Charles siffle. C’est vrai que ça ne va pas être simple. Je reprends :
— Écoute, ça serait un peu long à t’expliquer…
Il m’arrête. Geste direct, presque précis. Je ne pensais pas qu’il en était encore capable.
— T’emmerde pas avec moi !
Court silence. Puis :
— Bon, dit-il.
Il sort quelques billets froissés de sa poche et commence à les déplier pour compter.
— Les taxis sont par là, dit-il en désignant de la tête un point quelque part derrière lui.
Moi, pas la peine de compter, je sais ce qu’on vient de me remettre au greffe pénitentiaire. Je dis :
— J’ai vingt euros.
— Et moi…, compte Charles en vacillant.
Ça prend un temps dingue.
— Vingt aussi ! hurle-t-il soudain. Pareil !
Il lui faut une minute pour revenir de cette découverte stupéfiante.
— On n’a pas de quoi faire un plein, mais ça devrait aller.
Le taxi n’a pas traîné en route. Je suis surexcité, l’adrénaline cavale dans mes veines à la vitesse d’un cheval au galop. Il m’a fallu moins de dix minutes pour planter le cric sous la Renault 25 de Charles, repousser les cales et la remettre sur pneus. Charles navigue d’avant en arrière, toujours un peu à la ramasse. Tout ça va terriblement vite pour lui. Tellement vite que le temps de faire le plein au Centre Leclerc du coin de sa rue, à 15 h 45, on passe la porte Maillot. Cinq minutes plus tard, on grimpe sur l’autoroute. Fluide. J’ai l’impression que la direction de la voiture flotte pas mal. Avec la moitié de mes doigts en compote, ça ne facilite pas la tâche. Je compare ma montre à l’horloge du tableau de bord.
— Oh, tu peux y aller, dit Charles en comparant avec sa montre babylonienne, elle prend pas une minute par trimestre !
Calcul rapide. Ça me laisse un peu plus de deux heures. J’appelle les renseignements, je demande la raffinerie d’Exxyal à Sarqueville. « Je vous mets en rapport », dit le gars. Je demande Paul Cousin. Je parle avec une fille puis une autre fille. Je redemande Paul Cousin.
Pas là.
Je pile.
Charles serre sa bouteille de kirsch entre ses cuisses, se retourne aussi rapidement qu’il le peut et regarde par la vitre arrière si un camion n’est pas en train de nous foncer dessus.
— Comment ça, pas là ?
— Pas encore, dit la fille.
— Mais il est là aujourd’hui ?
La fille consulte son agenda.
— Il est là mais c’est une journée un peu difficile…
Je raccroche. Pour moi, il va être là. Réunions ou pas, rendez-vous ou pas, il va être là. Je chasse l’image de Nicole, la voix de Nicole, je ne sais pas où elle se trouve mais il ne lui arrivera rien avant 18 h 30. À cette heure-là, j’aurai réglé le problème.
Au cul, Fontana.
Je serre les dents. Si je pouvais, je serrerais aussi mes mains sur le volant à m’en faire exploser les articulations, qui sont déjà en charpie.

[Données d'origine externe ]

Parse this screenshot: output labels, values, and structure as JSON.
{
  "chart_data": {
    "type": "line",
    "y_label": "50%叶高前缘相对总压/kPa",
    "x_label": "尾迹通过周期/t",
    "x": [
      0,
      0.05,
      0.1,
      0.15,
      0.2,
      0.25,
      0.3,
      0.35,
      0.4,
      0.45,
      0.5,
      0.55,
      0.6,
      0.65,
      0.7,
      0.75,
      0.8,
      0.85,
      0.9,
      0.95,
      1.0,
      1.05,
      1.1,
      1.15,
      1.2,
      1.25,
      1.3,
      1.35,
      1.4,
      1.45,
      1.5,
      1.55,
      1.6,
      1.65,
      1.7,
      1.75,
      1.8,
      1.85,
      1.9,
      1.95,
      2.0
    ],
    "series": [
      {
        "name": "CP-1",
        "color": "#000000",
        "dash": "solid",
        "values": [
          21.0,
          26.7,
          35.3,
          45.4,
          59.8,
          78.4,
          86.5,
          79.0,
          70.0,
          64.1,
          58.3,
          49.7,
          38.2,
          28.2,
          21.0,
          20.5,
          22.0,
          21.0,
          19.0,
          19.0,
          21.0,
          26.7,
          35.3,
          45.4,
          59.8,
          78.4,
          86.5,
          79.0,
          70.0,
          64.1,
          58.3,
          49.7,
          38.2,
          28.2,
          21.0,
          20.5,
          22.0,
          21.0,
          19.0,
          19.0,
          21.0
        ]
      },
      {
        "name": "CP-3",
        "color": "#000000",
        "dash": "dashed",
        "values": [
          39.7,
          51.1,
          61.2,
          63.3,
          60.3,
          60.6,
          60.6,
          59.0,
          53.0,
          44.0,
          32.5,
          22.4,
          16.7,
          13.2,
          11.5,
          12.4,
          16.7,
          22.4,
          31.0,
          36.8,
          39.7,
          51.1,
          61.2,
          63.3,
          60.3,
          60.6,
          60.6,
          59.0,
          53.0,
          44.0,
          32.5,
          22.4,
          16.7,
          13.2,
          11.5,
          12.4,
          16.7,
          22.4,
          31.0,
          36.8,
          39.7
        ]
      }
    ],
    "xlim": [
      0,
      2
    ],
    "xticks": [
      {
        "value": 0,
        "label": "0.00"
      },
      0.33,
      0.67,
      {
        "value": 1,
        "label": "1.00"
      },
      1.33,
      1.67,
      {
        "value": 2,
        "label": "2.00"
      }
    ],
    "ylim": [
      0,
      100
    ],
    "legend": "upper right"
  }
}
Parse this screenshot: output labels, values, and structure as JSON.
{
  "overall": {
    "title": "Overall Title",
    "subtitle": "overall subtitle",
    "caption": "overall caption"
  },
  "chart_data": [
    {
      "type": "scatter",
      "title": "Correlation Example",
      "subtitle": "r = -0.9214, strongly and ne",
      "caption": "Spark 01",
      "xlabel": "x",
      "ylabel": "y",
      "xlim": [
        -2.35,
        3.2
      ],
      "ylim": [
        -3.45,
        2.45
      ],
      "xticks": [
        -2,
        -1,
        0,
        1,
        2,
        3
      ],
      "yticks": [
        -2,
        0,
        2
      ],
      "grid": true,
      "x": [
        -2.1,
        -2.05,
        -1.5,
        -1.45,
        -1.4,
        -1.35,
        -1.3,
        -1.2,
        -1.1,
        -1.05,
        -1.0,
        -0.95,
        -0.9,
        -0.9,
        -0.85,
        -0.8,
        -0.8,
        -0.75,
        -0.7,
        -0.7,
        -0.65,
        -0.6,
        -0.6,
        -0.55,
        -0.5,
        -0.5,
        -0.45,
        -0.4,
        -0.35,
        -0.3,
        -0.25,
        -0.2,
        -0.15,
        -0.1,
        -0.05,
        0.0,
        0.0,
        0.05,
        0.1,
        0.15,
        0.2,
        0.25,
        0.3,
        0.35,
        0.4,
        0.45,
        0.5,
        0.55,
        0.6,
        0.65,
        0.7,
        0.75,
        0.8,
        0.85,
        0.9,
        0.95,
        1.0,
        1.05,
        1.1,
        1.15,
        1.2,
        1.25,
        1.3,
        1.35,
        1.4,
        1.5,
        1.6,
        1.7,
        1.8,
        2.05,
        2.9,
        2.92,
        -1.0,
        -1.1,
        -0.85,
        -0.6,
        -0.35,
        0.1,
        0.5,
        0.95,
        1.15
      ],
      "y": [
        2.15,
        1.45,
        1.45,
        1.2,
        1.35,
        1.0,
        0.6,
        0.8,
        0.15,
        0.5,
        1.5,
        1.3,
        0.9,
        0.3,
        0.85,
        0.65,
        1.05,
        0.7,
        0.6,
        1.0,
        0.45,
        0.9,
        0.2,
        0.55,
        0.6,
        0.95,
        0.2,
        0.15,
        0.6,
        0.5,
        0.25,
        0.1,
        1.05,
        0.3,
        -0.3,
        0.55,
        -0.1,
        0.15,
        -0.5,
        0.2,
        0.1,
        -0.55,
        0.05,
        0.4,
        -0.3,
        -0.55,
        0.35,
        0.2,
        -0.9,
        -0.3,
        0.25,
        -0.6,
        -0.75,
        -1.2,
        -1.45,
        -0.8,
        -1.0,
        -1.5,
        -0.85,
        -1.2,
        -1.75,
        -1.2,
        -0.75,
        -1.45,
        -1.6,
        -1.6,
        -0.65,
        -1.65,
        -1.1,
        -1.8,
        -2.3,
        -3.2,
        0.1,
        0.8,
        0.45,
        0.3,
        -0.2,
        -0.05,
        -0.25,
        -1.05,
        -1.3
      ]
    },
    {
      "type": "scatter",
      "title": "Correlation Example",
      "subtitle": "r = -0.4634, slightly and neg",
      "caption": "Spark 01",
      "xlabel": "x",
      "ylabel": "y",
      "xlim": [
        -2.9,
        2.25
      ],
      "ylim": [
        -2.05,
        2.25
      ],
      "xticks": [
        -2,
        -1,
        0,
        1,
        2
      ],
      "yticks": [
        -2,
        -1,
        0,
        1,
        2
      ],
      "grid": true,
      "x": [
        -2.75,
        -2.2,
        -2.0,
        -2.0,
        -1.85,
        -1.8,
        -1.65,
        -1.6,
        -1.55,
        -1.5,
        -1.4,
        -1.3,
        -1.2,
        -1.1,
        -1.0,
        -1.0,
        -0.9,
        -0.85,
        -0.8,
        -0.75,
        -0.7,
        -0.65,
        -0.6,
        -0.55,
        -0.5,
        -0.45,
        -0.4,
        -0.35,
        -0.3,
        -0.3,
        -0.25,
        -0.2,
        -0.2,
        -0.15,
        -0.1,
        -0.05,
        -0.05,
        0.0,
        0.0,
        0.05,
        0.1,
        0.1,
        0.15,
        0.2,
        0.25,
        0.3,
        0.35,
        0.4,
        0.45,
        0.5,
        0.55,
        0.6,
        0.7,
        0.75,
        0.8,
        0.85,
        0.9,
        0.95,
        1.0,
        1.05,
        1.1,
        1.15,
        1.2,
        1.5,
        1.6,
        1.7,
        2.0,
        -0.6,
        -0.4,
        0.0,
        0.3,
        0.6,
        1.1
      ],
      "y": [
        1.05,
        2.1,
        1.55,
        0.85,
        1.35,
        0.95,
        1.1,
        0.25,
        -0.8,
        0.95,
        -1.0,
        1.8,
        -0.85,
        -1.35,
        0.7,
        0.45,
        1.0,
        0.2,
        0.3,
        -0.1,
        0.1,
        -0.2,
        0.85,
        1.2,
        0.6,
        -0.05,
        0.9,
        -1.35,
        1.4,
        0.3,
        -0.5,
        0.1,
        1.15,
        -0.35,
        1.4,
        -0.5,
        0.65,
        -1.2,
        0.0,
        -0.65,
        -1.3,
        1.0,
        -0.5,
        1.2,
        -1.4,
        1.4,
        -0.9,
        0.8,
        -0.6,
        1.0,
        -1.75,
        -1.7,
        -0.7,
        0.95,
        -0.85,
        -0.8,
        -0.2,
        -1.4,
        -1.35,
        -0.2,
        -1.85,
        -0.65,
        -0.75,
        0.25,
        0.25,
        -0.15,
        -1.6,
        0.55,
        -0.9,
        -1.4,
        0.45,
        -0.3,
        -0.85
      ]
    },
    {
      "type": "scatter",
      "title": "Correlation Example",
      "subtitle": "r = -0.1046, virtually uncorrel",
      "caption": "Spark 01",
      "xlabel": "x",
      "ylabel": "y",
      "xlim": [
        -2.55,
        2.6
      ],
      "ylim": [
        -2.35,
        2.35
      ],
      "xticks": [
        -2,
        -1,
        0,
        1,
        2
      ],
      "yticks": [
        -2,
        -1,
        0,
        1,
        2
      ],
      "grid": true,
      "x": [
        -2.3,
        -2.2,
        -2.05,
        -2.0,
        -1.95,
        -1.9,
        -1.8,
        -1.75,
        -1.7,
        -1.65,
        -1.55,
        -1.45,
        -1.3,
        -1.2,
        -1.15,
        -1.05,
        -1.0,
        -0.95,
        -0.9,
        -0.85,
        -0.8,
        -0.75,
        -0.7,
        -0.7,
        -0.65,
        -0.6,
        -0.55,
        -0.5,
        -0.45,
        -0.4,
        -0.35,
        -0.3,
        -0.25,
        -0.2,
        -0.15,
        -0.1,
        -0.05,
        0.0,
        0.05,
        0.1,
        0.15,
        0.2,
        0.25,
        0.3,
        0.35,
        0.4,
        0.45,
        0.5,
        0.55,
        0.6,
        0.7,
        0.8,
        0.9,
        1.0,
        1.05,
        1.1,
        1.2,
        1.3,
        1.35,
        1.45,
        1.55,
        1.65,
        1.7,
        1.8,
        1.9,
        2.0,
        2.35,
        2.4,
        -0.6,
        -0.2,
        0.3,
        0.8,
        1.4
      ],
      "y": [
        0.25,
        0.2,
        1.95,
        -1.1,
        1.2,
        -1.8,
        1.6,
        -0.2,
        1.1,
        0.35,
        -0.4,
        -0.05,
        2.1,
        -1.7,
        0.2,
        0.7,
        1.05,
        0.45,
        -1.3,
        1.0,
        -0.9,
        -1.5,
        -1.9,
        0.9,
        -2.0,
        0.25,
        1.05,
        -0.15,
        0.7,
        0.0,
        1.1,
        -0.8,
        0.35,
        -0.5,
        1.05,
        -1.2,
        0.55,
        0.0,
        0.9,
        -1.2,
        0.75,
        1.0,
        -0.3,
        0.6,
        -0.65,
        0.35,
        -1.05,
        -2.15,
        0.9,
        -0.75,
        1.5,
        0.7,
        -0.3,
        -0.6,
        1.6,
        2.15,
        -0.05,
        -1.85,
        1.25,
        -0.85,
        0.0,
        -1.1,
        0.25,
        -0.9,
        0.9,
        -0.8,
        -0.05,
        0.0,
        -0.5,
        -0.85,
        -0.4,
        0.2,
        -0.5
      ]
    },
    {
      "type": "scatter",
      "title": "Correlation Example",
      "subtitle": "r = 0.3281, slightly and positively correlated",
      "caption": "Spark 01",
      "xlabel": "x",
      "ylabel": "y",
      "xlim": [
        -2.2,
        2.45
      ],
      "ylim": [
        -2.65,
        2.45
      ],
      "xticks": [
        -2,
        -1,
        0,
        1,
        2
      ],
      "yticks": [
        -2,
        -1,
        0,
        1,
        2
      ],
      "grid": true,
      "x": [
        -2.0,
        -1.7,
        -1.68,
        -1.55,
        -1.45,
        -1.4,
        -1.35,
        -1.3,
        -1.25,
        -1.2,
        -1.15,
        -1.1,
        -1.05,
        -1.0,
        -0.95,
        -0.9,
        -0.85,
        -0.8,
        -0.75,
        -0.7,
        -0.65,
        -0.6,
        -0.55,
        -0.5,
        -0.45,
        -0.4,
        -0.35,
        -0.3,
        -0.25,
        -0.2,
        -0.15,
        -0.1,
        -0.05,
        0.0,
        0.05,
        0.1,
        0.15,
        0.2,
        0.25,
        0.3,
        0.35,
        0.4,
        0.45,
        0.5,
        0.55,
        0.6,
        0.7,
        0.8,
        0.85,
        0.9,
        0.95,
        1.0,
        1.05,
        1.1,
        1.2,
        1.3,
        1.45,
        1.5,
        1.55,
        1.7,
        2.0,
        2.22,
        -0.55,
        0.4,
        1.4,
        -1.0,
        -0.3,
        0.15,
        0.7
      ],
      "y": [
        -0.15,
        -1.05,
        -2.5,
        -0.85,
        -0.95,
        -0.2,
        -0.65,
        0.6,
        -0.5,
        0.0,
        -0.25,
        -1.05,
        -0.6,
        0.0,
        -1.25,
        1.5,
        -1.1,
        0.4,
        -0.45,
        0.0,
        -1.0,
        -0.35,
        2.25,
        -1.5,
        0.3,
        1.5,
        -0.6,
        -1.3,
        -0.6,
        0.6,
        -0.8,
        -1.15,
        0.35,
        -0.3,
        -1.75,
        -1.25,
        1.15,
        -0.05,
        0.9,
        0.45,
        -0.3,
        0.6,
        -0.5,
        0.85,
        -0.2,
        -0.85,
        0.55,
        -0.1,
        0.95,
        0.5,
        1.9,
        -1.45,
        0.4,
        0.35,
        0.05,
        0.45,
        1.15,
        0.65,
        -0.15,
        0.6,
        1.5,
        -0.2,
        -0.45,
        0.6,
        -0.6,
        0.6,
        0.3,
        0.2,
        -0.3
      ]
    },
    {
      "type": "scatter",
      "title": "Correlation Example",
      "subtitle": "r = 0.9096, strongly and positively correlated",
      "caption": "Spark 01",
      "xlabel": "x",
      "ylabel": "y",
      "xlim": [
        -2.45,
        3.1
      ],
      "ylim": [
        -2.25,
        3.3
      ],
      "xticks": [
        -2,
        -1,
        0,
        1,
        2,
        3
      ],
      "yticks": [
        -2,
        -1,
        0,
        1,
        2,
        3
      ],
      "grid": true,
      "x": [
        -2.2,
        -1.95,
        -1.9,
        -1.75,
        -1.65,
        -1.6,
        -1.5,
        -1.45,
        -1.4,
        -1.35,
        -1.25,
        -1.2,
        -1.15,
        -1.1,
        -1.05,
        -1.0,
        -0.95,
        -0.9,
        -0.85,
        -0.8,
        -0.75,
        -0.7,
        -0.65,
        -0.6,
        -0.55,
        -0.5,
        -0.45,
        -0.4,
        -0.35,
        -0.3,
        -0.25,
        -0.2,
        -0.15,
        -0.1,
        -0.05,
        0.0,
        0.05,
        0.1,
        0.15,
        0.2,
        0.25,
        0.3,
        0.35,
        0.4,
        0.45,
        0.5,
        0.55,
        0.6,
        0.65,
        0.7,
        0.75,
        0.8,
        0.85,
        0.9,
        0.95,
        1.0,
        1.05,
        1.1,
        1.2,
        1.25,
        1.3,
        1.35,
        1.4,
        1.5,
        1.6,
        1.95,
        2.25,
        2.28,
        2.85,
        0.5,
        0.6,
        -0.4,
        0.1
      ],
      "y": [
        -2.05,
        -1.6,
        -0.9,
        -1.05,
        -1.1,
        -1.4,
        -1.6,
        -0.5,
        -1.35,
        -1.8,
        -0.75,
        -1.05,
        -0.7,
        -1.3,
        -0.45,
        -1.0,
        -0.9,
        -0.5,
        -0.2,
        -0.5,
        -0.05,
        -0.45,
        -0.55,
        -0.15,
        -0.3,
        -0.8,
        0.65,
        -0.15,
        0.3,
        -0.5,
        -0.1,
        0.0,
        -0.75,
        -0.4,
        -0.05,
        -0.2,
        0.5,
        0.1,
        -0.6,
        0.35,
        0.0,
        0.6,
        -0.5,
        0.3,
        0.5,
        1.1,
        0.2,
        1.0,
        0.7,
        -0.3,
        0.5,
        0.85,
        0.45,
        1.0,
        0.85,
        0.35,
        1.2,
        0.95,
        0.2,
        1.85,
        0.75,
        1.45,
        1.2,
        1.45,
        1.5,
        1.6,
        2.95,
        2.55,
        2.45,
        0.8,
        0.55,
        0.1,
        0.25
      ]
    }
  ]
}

Charles regarde l’autoroute défiler. Il replace sa bouteille de kirsch sous son siège. Les énormes tubulures chromées qui servent de pare-chocs montent jusqu’au tiers du pare-brise et barrent horizontalement une partie de la route. Je ne sais pas ce qu’en diront les flics s’ils nous arrêtent. Je n’ai même pas mon permis sur moi.
Théoriquement, le domicile de Charles, c’est une V6 Turbo, 6 cylindres, 2 458 cm 3. Théoriquement. En réalité, elle plafonne à cent dix kilomètres-heure et tremble comme un Boeing qui ferait le point. Avec autant de bruit. On s’entend à peine. Je me plante sur la voie de gauche.